In the absence of asserting any property right based on state law, the claimants
must argue that their alleged property interest arises under federal law. The claimants
thus argue that the Reclamation Act itself directly creates their property interest, that the
Klamath Compact gives them a right to just compensation, and that the United States
conveyed whatever property interests it had to the irrigators via homestead patent
deeds. None of these alleged property interests require certification to the Oregon
Supreme court. They should not be able to obtain a second opportunity to avoid the
results of their actions, and this court should not provide them with a second bite at the
apple of state law property rights in Klamath Basin Water. For these reasons, I do not
believe that certification is proper or necessary.

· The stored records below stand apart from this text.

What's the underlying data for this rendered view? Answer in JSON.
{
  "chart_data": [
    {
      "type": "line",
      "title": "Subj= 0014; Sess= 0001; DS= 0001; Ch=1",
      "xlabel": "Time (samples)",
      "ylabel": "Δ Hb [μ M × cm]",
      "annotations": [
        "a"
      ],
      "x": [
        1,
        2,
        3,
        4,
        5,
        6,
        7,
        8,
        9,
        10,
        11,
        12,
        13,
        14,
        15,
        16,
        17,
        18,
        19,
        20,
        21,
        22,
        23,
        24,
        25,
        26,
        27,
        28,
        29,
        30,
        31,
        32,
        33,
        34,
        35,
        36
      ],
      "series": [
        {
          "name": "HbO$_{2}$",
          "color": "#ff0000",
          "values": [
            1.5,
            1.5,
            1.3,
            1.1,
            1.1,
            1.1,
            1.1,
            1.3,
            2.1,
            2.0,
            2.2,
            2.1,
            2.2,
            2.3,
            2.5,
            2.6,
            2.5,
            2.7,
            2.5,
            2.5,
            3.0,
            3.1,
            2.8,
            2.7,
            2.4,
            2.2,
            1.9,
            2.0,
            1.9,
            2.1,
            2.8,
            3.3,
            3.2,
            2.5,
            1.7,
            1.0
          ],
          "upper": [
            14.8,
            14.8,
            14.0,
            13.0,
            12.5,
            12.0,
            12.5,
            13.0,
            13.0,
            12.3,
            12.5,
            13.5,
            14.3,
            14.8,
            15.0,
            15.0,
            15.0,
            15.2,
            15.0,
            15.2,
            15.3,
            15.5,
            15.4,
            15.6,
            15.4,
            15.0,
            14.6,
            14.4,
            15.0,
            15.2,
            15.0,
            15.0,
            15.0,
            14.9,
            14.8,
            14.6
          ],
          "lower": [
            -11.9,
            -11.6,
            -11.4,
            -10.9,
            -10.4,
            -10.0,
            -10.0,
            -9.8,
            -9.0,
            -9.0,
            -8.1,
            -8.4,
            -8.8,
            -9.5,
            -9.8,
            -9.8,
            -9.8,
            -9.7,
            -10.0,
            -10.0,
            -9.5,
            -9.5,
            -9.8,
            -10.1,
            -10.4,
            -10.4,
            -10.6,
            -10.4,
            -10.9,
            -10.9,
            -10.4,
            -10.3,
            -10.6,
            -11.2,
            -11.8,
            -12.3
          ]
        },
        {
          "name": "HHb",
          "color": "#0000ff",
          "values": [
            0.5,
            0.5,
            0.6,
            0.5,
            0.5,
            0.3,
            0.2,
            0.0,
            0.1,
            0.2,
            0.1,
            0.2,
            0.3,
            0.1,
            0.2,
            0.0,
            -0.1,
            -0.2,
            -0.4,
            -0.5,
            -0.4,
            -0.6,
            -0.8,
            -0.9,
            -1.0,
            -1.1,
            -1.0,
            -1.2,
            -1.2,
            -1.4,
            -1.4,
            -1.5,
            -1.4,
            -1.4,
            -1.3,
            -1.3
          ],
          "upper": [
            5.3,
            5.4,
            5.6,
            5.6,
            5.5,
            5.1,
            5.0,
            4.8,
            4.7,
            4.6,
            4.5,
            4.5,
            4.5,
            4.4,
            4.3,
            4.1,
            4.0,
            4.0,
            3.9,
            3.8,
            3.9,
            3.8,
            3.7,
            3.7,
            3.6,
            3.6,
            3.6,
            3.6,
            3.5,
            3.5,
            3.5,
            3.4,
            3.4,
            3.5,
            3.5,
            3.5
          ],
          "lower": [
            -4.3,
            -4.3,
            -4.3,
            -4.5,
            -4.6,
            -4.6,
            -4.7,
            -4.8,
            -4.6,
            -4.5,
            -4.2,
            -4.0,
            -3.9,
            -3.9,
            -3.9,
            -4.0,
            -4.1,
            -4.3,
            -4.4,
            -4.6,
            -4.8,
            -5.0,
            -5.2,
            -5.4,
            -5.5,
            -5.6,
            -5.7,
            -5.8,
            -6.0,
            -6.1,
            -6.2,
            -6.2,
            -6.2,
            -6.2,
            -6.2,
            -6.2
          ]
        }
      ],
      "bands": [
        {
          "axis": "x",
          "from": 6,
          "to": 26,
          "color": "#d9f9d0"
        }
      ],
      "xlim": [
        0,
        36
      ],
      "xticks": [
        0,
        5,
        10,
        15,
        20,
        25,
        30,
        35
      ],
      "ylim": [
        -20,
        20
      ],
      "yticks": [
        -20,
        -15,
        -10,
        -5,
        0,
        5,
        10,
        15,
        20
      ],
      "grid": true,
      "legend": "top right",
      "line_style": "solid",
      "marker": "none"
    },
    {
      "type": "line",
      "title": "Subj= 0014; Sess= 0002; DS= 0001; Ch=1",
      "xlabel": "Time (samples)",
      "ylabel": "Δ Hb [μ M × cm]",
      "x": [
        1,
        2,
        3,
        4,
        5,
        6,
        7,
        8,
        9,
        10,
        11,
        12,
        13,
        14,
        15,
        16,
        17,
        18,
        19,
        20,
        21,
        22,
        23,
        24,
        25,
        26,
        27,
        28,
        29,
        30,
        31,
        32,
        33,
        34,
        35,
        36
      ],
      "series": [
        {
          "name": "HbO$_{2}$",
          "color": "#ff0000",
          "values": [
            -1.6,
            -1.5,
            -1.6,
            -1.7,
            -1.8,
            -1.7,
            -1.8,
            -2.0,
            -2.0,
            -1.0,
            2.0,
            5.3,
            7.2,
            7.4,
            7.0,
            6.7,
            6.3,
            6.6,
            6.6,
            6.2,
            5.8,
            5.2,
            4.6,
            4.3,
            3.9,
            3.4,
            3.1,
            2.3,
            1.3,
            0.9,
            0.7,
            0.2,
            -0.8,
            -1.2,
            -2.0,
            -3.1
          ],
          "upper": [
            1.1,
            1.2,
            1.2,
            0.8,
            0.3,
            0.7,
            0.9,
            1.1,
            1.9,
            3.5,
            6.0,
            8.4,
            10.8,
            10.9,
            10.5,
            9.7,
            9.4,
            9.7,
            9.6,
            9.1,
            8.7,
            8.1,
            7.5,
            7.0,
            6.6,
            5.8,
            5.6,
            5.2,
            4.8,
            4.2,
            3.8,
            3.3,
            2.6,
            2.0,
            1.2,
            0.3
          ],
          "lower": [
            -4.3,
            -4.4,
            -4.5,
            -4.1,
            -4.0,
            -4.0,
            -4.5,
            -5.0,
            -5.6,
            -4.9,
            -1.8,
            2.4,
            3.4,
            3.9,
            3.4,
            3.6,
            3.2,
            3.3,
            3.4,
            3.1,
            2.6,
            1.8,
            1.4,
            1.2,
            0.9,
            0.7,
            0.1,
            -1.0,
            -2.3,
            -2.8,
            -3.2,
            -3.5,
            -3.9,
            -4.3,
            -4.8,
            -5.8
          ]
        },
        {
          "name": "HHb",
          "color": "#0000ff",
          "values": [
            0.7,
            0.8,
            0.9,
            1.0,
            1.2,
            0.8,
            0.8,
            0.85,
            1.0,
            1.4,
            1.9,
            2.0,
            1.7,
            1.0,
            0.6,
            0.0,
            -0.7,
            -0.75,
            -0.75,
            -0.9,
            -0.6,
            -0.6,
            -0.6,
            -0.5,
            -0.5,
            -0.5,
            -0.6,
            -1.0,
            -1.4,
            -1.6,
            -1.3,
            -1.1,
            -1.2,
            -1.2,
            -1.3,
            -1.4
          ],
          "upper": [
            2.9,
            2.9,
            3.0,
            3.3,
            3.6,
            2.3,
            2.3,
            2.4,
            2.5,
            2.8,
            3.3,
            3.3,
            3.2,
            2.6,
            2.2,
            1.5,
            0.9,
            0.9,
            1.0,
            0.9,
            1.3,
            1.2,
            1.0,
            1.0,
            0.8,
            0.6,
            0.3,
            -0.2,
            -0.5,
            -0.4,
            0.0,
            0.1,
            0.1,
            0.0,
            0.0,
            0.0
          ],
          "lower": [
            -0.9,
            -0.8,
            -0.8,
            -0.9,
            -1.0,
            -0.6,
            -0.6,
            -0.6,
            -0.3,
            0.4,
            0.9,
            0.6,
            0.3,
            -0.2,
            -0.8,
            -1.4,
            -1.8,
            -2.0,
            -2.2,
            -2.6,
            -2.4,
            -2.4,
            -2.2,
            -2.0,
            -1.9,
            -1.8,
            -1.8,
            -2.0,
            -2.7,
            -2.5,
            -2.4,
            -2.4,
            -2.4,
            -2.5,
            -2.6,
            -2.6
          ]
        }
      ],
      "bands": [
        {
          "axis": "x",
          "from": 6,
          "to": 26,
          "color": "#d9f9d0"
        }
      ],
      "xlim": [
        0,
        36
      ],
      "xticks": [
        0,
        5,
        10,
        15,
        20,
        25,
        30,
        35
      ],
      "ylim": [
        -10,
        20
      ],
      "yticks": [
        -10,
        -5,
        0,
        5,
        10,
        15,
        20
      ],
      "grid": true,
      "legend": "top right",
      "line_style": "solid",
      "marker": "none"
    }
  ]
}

To the extent that claimants attempt to argue that they are asserting state
law property rights which are not subject to the Adjudication, Question 3 seeks to determine whether Oregon law recognizes any such category of rights. Before this court, claimants have not clearly articulated any theory of property rights in the Klamath Basin water that is not pending in the Adjudication. Thus, it is my view that a negative answer to Question Three, if certification is accepted by the Oregon Supreme Court, ends the inquiry as to whether the claimants can be heard to assert any state law property interest at all in this case.